C’est aussi dans ce contexte que se joue le devenir des modes et des formes de coopération. C’est le cas pour le Réseau Asie-Pacifique, institution jouant un rôle important pour la visibilité des recherches asiatiques en France par ses formes d’expression et ses initiatives, tels les congrès qu’il a su tenir, par sa capacité à rassembler les effort et l’intérêt des spécialistes des domaines les plus divers, mais aussi par son aptitude à réunir scientifiques expérimentés et jeunes chercheurs et à stimuler l’initiative de ces derniers. Sans doute est-il nécessaire de rechercher des solutions spécifiques appropriées. Il en existe sûrement plusieurs, dont les avantages et les inconvénients devront être pesés.

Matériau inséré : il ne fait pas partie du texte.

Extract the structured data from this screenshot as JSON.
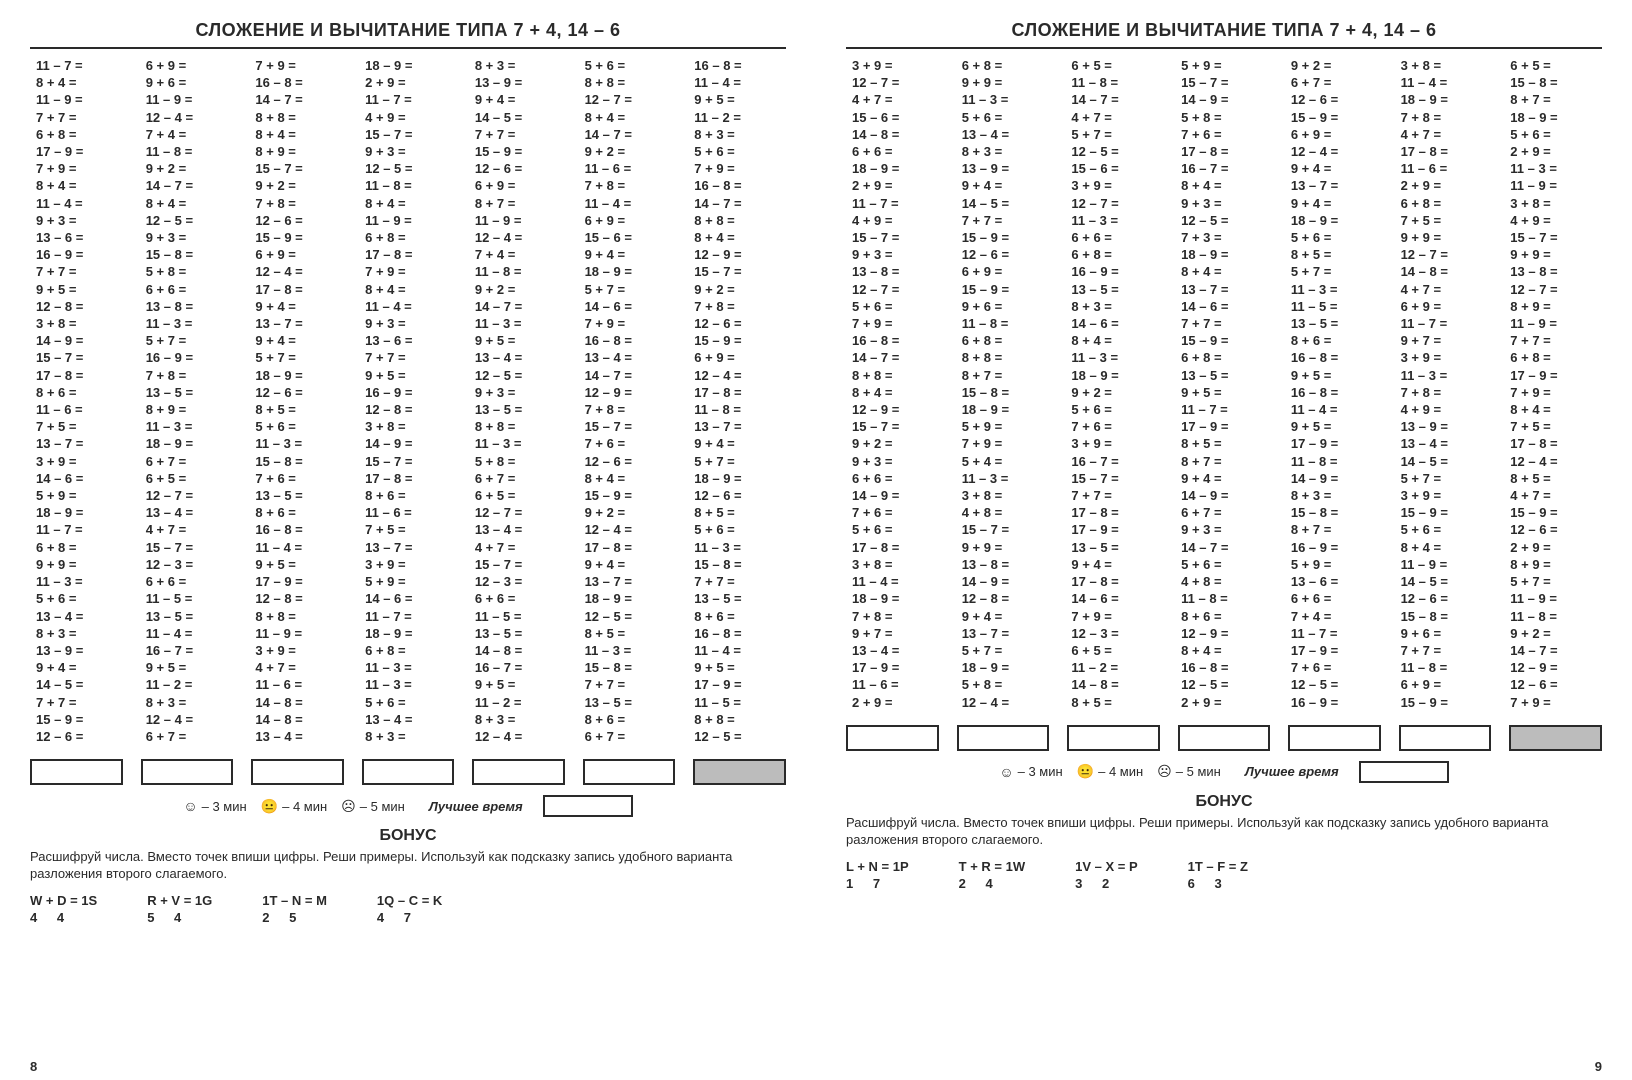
{
  "title": "СЛОЖЕНИЕ И ВЫЧИТАНИЕ ТИПА 7 + 4, 14 – 6",
  "timing": {
    "t3": "– 3 мин",
    "t4": "– 4 мин",
    "t5": "– 5 мин",
    "best": "Лучшее время"
  },
  "bonus": {
    "title": "БОНУС",
    "text": "Расшифруй числа. Вместо точек впиши цифры. Реши примеры. Используй как подсказку запись удобного варианта разложения второго слагаемого."
  },
  "left": {
    "pagenum": "8",
    "cols": [
      [
        "11 – 7 =",
        "8 + 4 =",
        "11 – 9 =",
        "7 + 7 =",
        "6 + 8 =",
        "17 – 9 =",
        "7 + 9 =",
        "8 + 4 =",
        "11 – 4 =",
        "9 + 3 =",
        "13 – 6 =",
        "16 – 9 =",
        "7 + 7 =",
        "9 + 5 =",
        "12 – 8 =",
        "3 + 8 =",
        "14 – 9 =",
        "15 – 7 =",
        "17 – 8 =",
        "8 + 6 =",
        "11 – 6 =",
        "7 + 5 =",
        "13 – 7 =",
        "3 + 9 =",
        "14 – 6 =",
        "5 + 9 =",
        "18 – 9 =",
        "11 – 7 =",
        "6 + 8 =",
        "9 + 9 =",
        "11 – 3 =",
        "5 + 6 =",
        "13 – 4 =",
        "8 + 3 =",
        "13 – 9 =",
        "9 + 4 =",
        "14 – 5 =",
        "7 + 7 =",
        "15 – 9 =",
        "12 – 6 ="
      ],
      [
        "6 + 9 =",
        "9 + 6 =",
        "11 – 9 =",
        "12 – 4 =",
        "7 + 4 =",
        "11 – 8 =",
        "9 + 2 =",
        "14 – 7 =",
        "8 + 4 =",
        "12 – 5 =",
        "9 + 3 =",
        "15 – 8 =",
        "5 + 8 =",
        "6 + 6 =",
        "13 – 8 =",
        "11 – 3 =",
        "5 + 7 =",
        "16 – 9 =",
        "7 + 8 =",
        "13 – 5 =",
        "8 + 9 =",
        "11 – 3 =",
        "18 – 9 =",
        "6 + 7 =",
        "6 + 5 =",
        "12 – 7 =",
        "13 – 4 =",
        "4 + 7 =",
        "15 – 7 =",
        "12 – 3 =",
        "6 + 6 =",
        "11 – 5 =",
        "13 – 5 =",
        "11 – 4 =",
        "16 – 7 =",
        "9 + 5 =",
        "11 – 2 =",
        "8 + 3 =",
        "12 – 4 =",
        "6 + 7 ="
      ],
      [
        "7 + 9 =",
        "16 – 8 =",
        "14 – 7 =",
        "8 + 8 =",
        "8 + 4 =",
        "8 + 9 =",
        "15 – 7 =",
        "9 + 2 =",
        "7 + 8 =",
        "12 – 6 =",
        "15 – 9 =",
        "6 + 9 =",
        "12 – 4 =",
        "17 – 8 =",
        "9 + 4 =",
        "13 – 7 =",
        "9 + 4 =",
        "5 + 7 =",
        "18 – 9 =",
        "12 – 6 =",
        "8 + 5 =",
        "5 + 6 =",
        "11 – 3 =",
        "15 – 8 =",
        "7 + 6 =",
        "13 – 5 =",
        "8 + 6 =",
        "16 – 8 =",
        "11 – 4 =",
        "9 + 5 =",
        "17 – 9 =",
        "12 – 8 =",
        "8 + 8 =",
        "11 – 9 =",
        "3 + 9 =",
        "4 + 7 =",
        "11 – 6 =",
        "14 – 8 =",
        "14 – 8 =",
        "13 – 4 ="
      ],
      [
        "18 – 9 =",
        "2 + 9 =",
        "11 – 7 =",
        "4 + 9 =",
        "15 – 7 =",
        "9 + 3 =",
        "12 – 5 =",
        "11 – 8 =",
        "8 + 4 =",
        "11 – 9 =",
        "6 + 8 =",
        "17 – 8 =",
        "7 + 9 =",
        "8 + 4 =",
        "11 – 4 =",
        "9 + 3 =",
        "13 – 6 =",
        "7 + 7 =",
        "9 + 5 =",
        "16 – 9 =",
        "12 – 8 =",
        "3 + 8 =",
        "14 – 9 =",
        "15 – 7 =",
        "17 – 8 =",
        "8 + 6 =",
        "11 – 6 =",
        "7 + 5 =",
        "13 – 7 =",
        "3 + 9 =",
        "5 + 9 =",
        "14 – 6 =",
        "11 – 7 =",
        "18 – 9 =",
        "6 + 8 =",
        "11 – 3 =",
        "11 – 3 =",
        "5 + 6 =",
        "13 – 4 =",
        "8 + 3 ="
      ],
      [
        "8 + 3 =",
        "13 – 9 =",
        "9 + 4 =",
        "14 – 5 =",
        "7 + 7 =",
        "15 – 9 =",
        "12 – 6 =",
        "6 + 9 =",
        "8 + 7 =",
        "11 – 9 =",
        "12 – 4 =",
        "7 + 4 =",
        "11 – 8 =",
        "9 + 2 =",
        "14 – 7 =",
        "11 – 3 =",
        "9 + 5 =",
        "13 – 4 =",
        "12 – 5 =",
        "9 + 3 =",
        "13 – 5 =",
        "8 + 8 =",
        "11 – 3 =",
        "5 + 8 =",
        "6 + 7 =",
        "6 + 5 =",
        "12 – 7 =",
        "13 – 4 =",
        "4 + 7 =",
        "15 – 7 =",
        "12 – 3 =",
        "6 + 6 =",
        "11 – 5 =",
        "13 – 5 =",
        "14 – 8 =",
        "16 – 7 =",
        "9 + 5 =",
        "11 – 2 =",
        "8 + 3 =",
        "12 – 4 ="
      ],
      [
        "5 + 6 =",
        "8 + 8 =",
        "12 – 7 =",
        "8 + 4 =",
        "14 – 7 =",
        "9 + 2 =",
        "11 – 6 =",
        "7 + 8 =",
        "11 – 4 =",
        "6 + 9 =",
        "15 – 6 =",
        "9 + 4 =",
        "18 – 9 =",
        "5 + 7 =",
        "14 – 6 =",
        "7 + 9 =",
        "16 – 8 =",
        "13 – 4 =",
        "14 – 7 =",
        "12 – 9 =",
        "7 + 8 =",
        "15 – 7 =",
        "7 + 6 =",
        "12 – 6 =",
        "8 + 4 =",
        "15 – 9 =",
        "9 + 2 =",
        "12 – 4 =",
        "17 – 8 =",
        "9 + 4 =",
        "13 – 7 =",
        "18 – 9 =",
        "12 – 5 =",
        "8 + 5 =",
        "11 – 3 =",
        "15 – 8 =",
        "7 + 7 =",
        "13 – 5 =",
        "8 + 6 =",
        "6 + 7 ="
      ],
      [
        "16 – 8 =",
        "11 – 4 =",
        "9 + 5 =",
        "11 – 2 =",
        "8 + 3 =",
        "5 + 6 =",
        "7 + 9 =",
        "16 – 8 =",
        "14 – 7 =",
        "8 + 8 =",
        "8 + 4 =",
        "12 – 9 =",
        "15 – 7 =",
        "9 + 2 =",
        "7 + 8 =",
        "12 – 6 =",
        "15 – 9 =",
        "6 + 9 =",
        "12 – 4 =",
        "17 – 8 =",
        "11 – 8 =",
        "13 – 7 =",
        "9 + 4 =",
        "5 + 7 =",
        "18 – 9 =",
        "12 – 6 =",
        "8 + 5 =",
        "5 + 6 =",
        "11 – 3 =",
        "15 – 8 =",
        "7 + 7 =",
        "13 – 5 =",
        "8 + 6 =",
        "16 – 8 =",
        "11 – 4 =",
        "9 + 5 =",
        "17 – 9 =",
        "11 – 5 =",
        "8 + 8 =",
        "12 – 5 ="
      ]
    ],
    "bonus_items": [
      {
        "eq": "W + D = 1S",
        "hint": "4  4"
      },
      {
        "eq": "R + V = 1G",
        "hint": "5  4"
      },
      {
        "eq": "1T – N = M",
        "hint": "2  5"
      },
      {
        "eq": "1Q – C = K",
        "hint": "4  7"
      }
    ]
  },
  "right": {
    "pagenum": "9",
    "cols": [
      [
        "3 + 9 =",
        "12 – 7 =",
        "4 + 7 =",
        "15 – 6 =",
        "14 – 8 =",
        "6 + 6 =",
        "18 – 9 =",
        "2 + 9 =",
        "11 – 7 =",
        "4 + 9 =",
        "15 – 7 =",
        "9 + 3 =",
        "13 – 8 =",
        "12 – 7 =",
        "5 + 6 =",
        "7 + 9 =",
        "16 – 8 =",
        "14 – 7 =",
        "8 + 8 =",
        "8 + 4 =",
        "12 – 9 =",
        "15 – 7 =",
        "9 + 2 =",
        "9 + 3 =",
        "6 + 6 =",
        "14 – 9 =",
        "7 + 6 =",
        "5 + 6 =",
        "17 – 8 =",
        "3 + 8 =",
        "11 – 4 =",
        "18 – 9 =",
        "7 + 8 =",
        "9 + 7 =",
        "13 – 4 =",
        "17 – 9 =",
        "11 – 6 =",
        "2 + 9 ="
      ],
      [
        "6 + 8 =",
        "9 + 9 =",
        "11 – 3 =",
        "5 + 6 =",
        "13 – 4 =",
        "8 + 3 =",
        "13 – 9 =",
        "9 + 4 =",
        "14 – 5 =",
        "7 + 7 =",
        "15 – 9 =",
        "12 – 6 =",
        "6 + 9 =",
        "15 – 9 =",
        "9 + 6 =",
        "11 – 8 =",
        "6 + 8 =",
        "8 + 8 =",
        "8 + 7 =",
        "15 – 8 =",
        "18 – 9 =",
        "5 + 9 =",
        "7 + 9 =",
        "5 + 4 =",
        "11 – 3 =",
        "3 + 8 =",
        "4 + 8 =",
        "15 – 7 =",
        "9 + 9 =",
        "13 – 8 =",
        "14 – 9 =",
        "12 – 8 =",
        "9 + 4 =",
        "13 – 7 =",
        "5 + 7 =",
        "18 – 9 =",
        "5 + 8 =",
        "12 – 4 ="
      ],
      [
        "6 + 5 =",
        "11 – 8 =",
        "14 – 7 =",
        "4 + 7 =",
        "5 + 7 =",
        "12 – 5 =",
        "15 – 6 =",
        "3 + 9 =",
        "12 – 7 =",
        "11 – 3 =",
        "6 + 6 =",
        "6 + 8 =",
        "16 – 9 =",
        "13 – 5 =",
        "8 + 3 =",
        "14 – 6 =",
        "8 + 4 =",
        "11 – 3 =",
        "18 – 9 =",
        "9 + 2 =",
        "5 + 6 =",
        "7 + 6 =",
        "3 + 9 =",
        "16 – 7 =",
        "15 – 7 =",
        "7 + 7 =",
        "17 – 8 =",
        "17 – 9 =",
        "13 – 5 =",
        "9 + 4 =",
        "17 – 8 =",
        "14 – 6 =",
        "7 + 9 =",
        "12 – 3 =",
        "6 + 5 =",
        "11 – 2 =",
        "14 – 8 =",
        "8 + 5 ="
      ],
      [
        "5 + 9 =",
        "15 – 7 =",
        "14 – 9 =",
        "5 + 8 =",
        "7 + 6 =",
        "17 – 8 =",
        "16 – 7 =",
        "8 + 4 =",
        "9 + 3 =",
        "12 – 5 =",
        "7 + 3 =",
        "18 – 9 =",
        "8 + 4 =",
        "13 – 7 =",
        "14 – 6 =",
        "7 + 7 =",
        "15 – 9 =",
        "6 + 8 =",
        "13 – 5 =",
        "9 + 5 =",
        "11 – 7 =",
        "17 – 9 =",
        "8 + 5 =",
        "8 + 7 =",
        "9 + 4 =",
        "14 – 9 =",
        "6 + 7 =",
        "9 + 3 =",
        "14 – 7 =",
        "5 + 6 =",
        "4 + 8 =",
        "11 – 8 =",
        "8 + 6 =",
        "12 – 9 =",
        "8 + 4 =",
        "16 – 8 =",
        "12 – 5 =",
        "2 + 9 ="
      ],
      [
        "9 + 2 =",
        "6 + 7 =",
        "12 – 6 =",
        "15 – 9 =",
        "6 + 9 =",
        "12 – 4 =",
        "9 + 4 =",
        "13 – 7 =",
        "9 + 4 =",
        "18 – 9 =",
        "5 + 6 =",
        "8 + 5 =",
        "5 + 7 =",
        "11 – 3 =",
        "11 – 5 =",
        "13 – 5 =",
        "8 + 6 =",
        "16 – 8 =",
        "9 + 5 =",
        "16 – 8 =",
        "11 – 4 =",
        "9 + 5 =",
        "17 – 9 =",
        "11 – 8 =",
        "14 – 9 =",
        "8 + 3 =",
        "15 – 8 =",
        "8 + 7 =",
        "16 – 9 =",
        "5 + 9 =",
        "13 – 6 =",
        "6 + 6 =",
        "7 + 4 =",
        "11 – 7 =",
        "17 – 9 =",
        "7 + 6 =",
        "12 – 5 =",
        "16 – 9 ="
      ],
      [
        "3 + 8 =",
        "11 – 4 =",
        "18 – 9 =",
        "7 + 8 =",
        "4 + 7 =",
        "17 – 8 =",
        "11 – 6 =",
        "2 + 9 =",
        "6 + 8 =",
        "7 + 5 =",
        "9 + 9 =",
        "12 – 7 =",
        "14 – 8 =",
        "4 + 7 =",
        "6 + 9 =",
        "11 – 7 =",
        "9 + 7 =",
        "3 + 9 =",
        "11 – 3 =",
        "7 + 8 =",
        "4 + 9 =",
        "13 – 9 =",
        "13 – 4 =",
        "14 – 5 =",
        "5 + 7 =",
        "3 + 9 =",
        "15 – 9 =",
        "5 + 6 =",
        "8 + 4 =",
        "11 – 9 =",
        "14 – 5 =",
        "12 – 6 =",
        "15 – 8 =",
        "9 + 6 =",
        "7 + 7 =",
        "11 – 8 =",
        "6 + 9 =",
        "15 – 9 ="
      ],
      [
        "6 + 5 =",
        "15 – 8 =",
        "8 + 7 =",
        "18 – 9 =",
        "5 + 6 =",
        "2 + 9 =",
        "11 – 3 =",
        "11 – 9 =",
        "3 + 8 =",
        "4 + 9 =",
        "15 – 7 =",
        "9 + 9 =",
        "13 – 8 =",
        "12 – 7 =",
        "8 + 9 =",
        "11 – 9 =",
        "7 + 7 =",
        "6 + 8 =",
        "17 – 9 =",
        "7 + 9 =",
        "8 + 4 =",
        "7 + 5 =",
        "17 – 8 =",
        "12 – 4 =",
        "8 + 5 =",
        "4 + 7 =",
        "15 – 9 =",
        "12 – 6 =",
        "2 + 9 =",
        "8 + 9 =",
        "5 + 7 =",
        "11 – 9 =",
        "11 – 8 =",
        "9 + 2 =",
        "14 – 7 =",
        "12 – 9 =",
        "12 – 6 =",
        "7 + 9 ="
      ]
    ],
    "bonus_items": [
      {
        "eq": "L + N = 1P",
        "hint": "1  7"
      },
      {
        "eq": "T + R = 1W",
        "hint": "2  4"
      },
      {
        "eq": "1V – X = P",
        "hint": "3  2"
      },
      {
        "eq": "1T – F = Z",
        "hint": "6  3"
      }
    ]
  }
}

On ne pourrait que regretter que soit préférée à une démarche d’implication collective et de mutualisation des intérêts une logique d’appropriation de telle ou telle part du potentiel scientifique ou de service au profit d’un seul établissement et telle n’est pas l’approche que souhaite promouvoir l’Inalco, car elle n’est sans doute pas la démarche la plus prometteuse.

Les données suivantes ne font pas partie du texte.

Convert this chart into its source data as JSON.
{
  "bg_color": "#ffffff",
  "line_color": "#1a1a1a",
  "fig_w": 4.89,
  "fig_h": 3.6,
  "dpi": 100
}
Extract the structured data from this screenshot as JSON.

Paris et l’Île de France, tant en potentiel de recherche qu’en richesse documentaire réunissent des forces importantes et beaucoup de partenariats souhaitables, tant entre recherches orientalistes de tous profils (de l’érudition classique à l’expertise et à la prospective économique et sociale) qu’entre celles-ci et de multiples disciplines des sciences humaines et sociales, des sciences de la matière, de la Terre et de l’univers. J’ai fait savoir à de multiples interlocuteurs, depuis 2005, alors que se préfiguraient les unions d’établissements que sont désormais les PRES, puis lors de leur mise en œuvre, que ces transformations, si elles conduisaient à aggraver les divisions, à rendre étanches les cloisonnements et concurrences qui s’étaient

instaurés entre beaucoup d’universités, iraient à l’encontre du renforcement invoqué. La proposition de création d’une puissante UMR consacrée à l’Asie et commune aux établissements dans lesquels ces recherches présentent une pertinence forte, à laquelle le Réseau Asie apporterait ses compétences et ses forces propres, permettrait de répondre aux attentes et de promouvoir les intérêts tant de chaque partenaire que de l’ensemble et me semble donc digne de retenir l’attention.

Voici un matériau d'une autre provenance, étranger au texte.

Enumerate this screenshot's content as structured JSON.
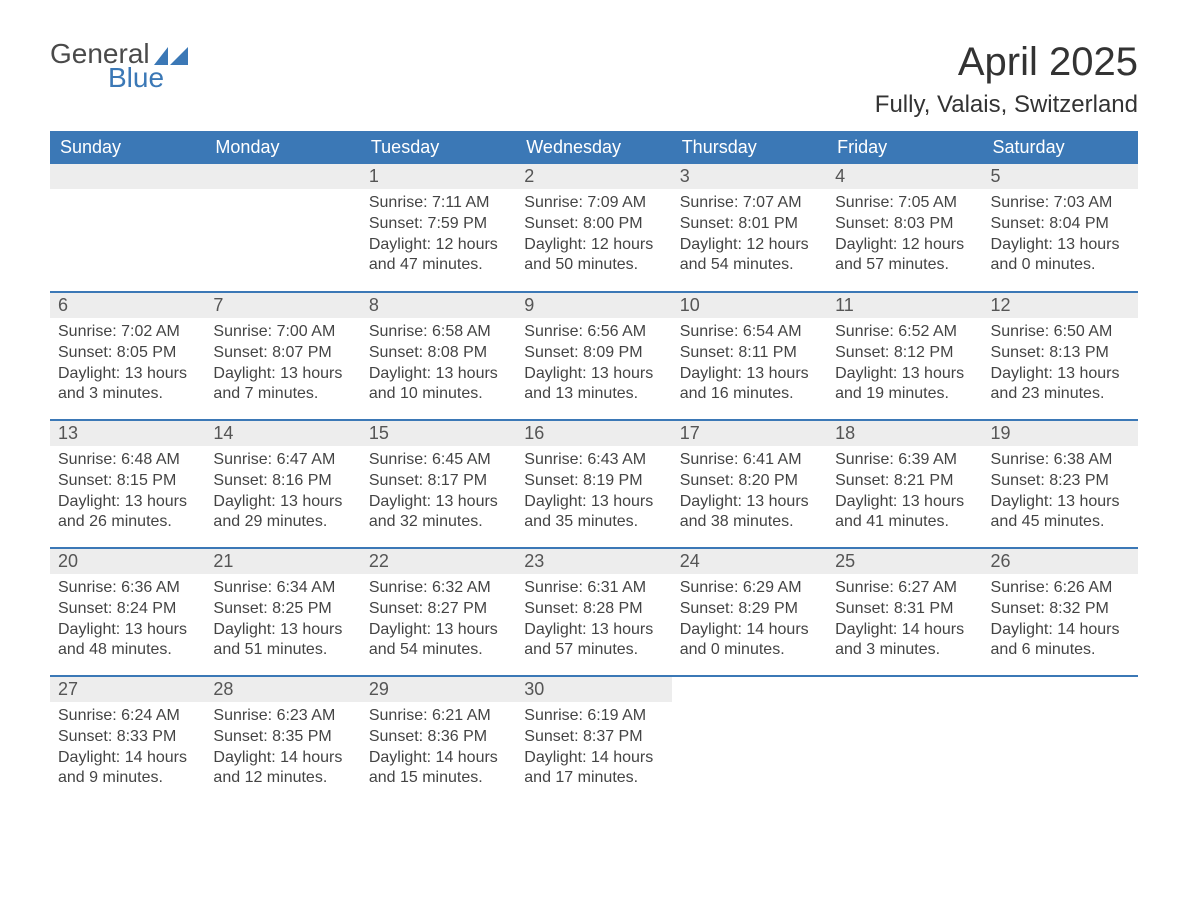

Un établissement tel que l’Inalco, qui a consenti depuis une quinzaine d’année des efforts importants pour consolider ses capacités de recherche en même temps qu’il a renouvelé ses équipements1

, a pour ambition de favoriser ce qui peut permettre la construction de multiples partenariats. Il entend jouer au sein de ce processus un rôle ouvert et constructif. Pour l’Inalco une collaboration renforcée avec les organismes de recherche comme avec l’ensemble de ses partenaires permettrait de donner une ampleur et une visibilité supplémentaires aux enseignements et aux recherches sur l’Asie. Les uns comme les autres savent que l’institut a le potentiel et la volonté d’une telle politique.

Sans doute d’autres alternatives peuvent-elles être avancées et je suis persuadé qu’elles seront examinées avec attention. Du moins est-il avant tout nécessaire que ces projets aient pour finalité et pour logique la consolidation du potentiel parisien et régional pour un champ d’étude dont l’actualité est à ce point crucial.

Jacques Legrand, Professeur des universités (langue, littérature et civilisation mongoles), est Président de l’Inalco (2005-2013) et Président du Conseil académique de l’Institut international pour l’étude des civilisations nomades

(IISNC, UNESCO, Ulaanbaatar, 1998-).

1

Installé depuis septembre 2011 dans son nouveau bâtiment du 65 rue des Grands Moulins qui héberge, en même temps que la BULAC, les enseignements de ses plus de 90 langues, l’Inalco a en outre procédé au ravalement et à la rénovation de son bâtiment historique du 2 rue de Lille, qui abrite depuis la fin de l’été 2012 l’ensemble de ses équipements et équipes de recherche ».